Normalizing a once-outlaw activity is, well, normal. Things get legalized when they can be taxed for a profit. Skateboarders have always loved weed, in a countercultural way, but now skateboarders are themselves pretty profitable, and so is their weed use. Lionizing weed use within skateboarding, promoting a professional skateboarder’s pot habit, and linking that to their talent, which is then promoted to impressionable children as something to aspire to, just sucks. To my mind, it’s ok to buy a pair of Kyle Walker model Vans in the hopes that the shoes might help you skate like Kyle Walker: they’re good shoes either way, and that imaginative leap from product to performance is aided by the fact that good shoes help you skate better. Less clear is the link between weed use and skate performance. Or, for that matter, the potential link between cannabis use and changes in the endocannabinoid and brain systems of teens. While there is no conclusive evidence that heavy cannabis use in adolescence causes lasting harm to the brain on its own, there have been enough studies suggesting it over the years that kids might do well to worry. Big Weed doesn’t want you to know that. It is worth noting, of course, that teen cannabis use has gone down in states where it’s been legalized, but that doesn’t excuse Big Weed’s cross-promotional efforts within skateboarding, given who skateboards are typically marketed to.
I want you to know that I have plenty of friends that have been lifelong weed smokers from, say, 1992 until now. Weed doesn’t necessarily zap your creativity, as the archaeologists who dug up Elizabethan pipe stems caked in weed residue from Shakespeare’s Stratford-upon-Avon garden will affirm. But I also have plenty of friends that dropped out of skating because weed zapped their motivation. I’m not here to tell you what to do, but to simply highlight that the industry promotion of marijuana use in skateboarding is NOT something that is organic, coming from the inside. Make no mistake: weed doesn’t help you skate better. Big Weed needs skateboarding, skateboarding doesn’t need weed.

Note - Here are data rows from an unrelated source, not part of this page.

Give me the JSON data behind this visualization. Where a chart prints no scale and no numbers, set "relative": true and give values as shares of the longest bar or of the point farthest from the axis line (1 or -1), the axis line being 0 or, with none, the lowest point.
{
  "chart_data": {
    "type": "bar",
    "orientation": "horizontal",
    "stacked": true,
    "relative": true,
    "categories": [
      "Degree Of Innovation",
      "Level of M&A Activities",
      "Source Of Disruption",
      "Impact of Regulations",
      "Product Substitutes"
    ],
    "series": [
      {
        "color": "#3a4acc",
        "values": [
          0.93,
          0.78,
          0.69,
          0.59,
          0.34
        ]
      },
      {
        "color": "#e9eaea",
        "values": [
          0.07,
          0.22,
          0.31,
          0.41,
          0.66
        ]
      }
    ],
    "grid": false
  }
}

It makes sense that Big Weed would want to attach itself to the ascendant and soon to be Olympian heights of the skateboard market, but what do we, as skateboarders, get out of it? To me, it seems like another outlaw aspect of our culture being banalized, repackaged, and sold back to us for a price. The seemingly endless parade of insipid, cannabis-branded skate products is testament to that. But for many cannabis-loving skaters, smoking (like skating) was something one did to step out of mainstream culture. Like skateboarding, it is now on the threshold of the legalized, federally-sanctioned, taxable, and profitable mainstream. Let’s be wary of this. Skate and Destroy, Smoke and Destroy, but most importantly, keep it outlaw. Destroy the establishment, don’t let your skating or smoking become a tool of it.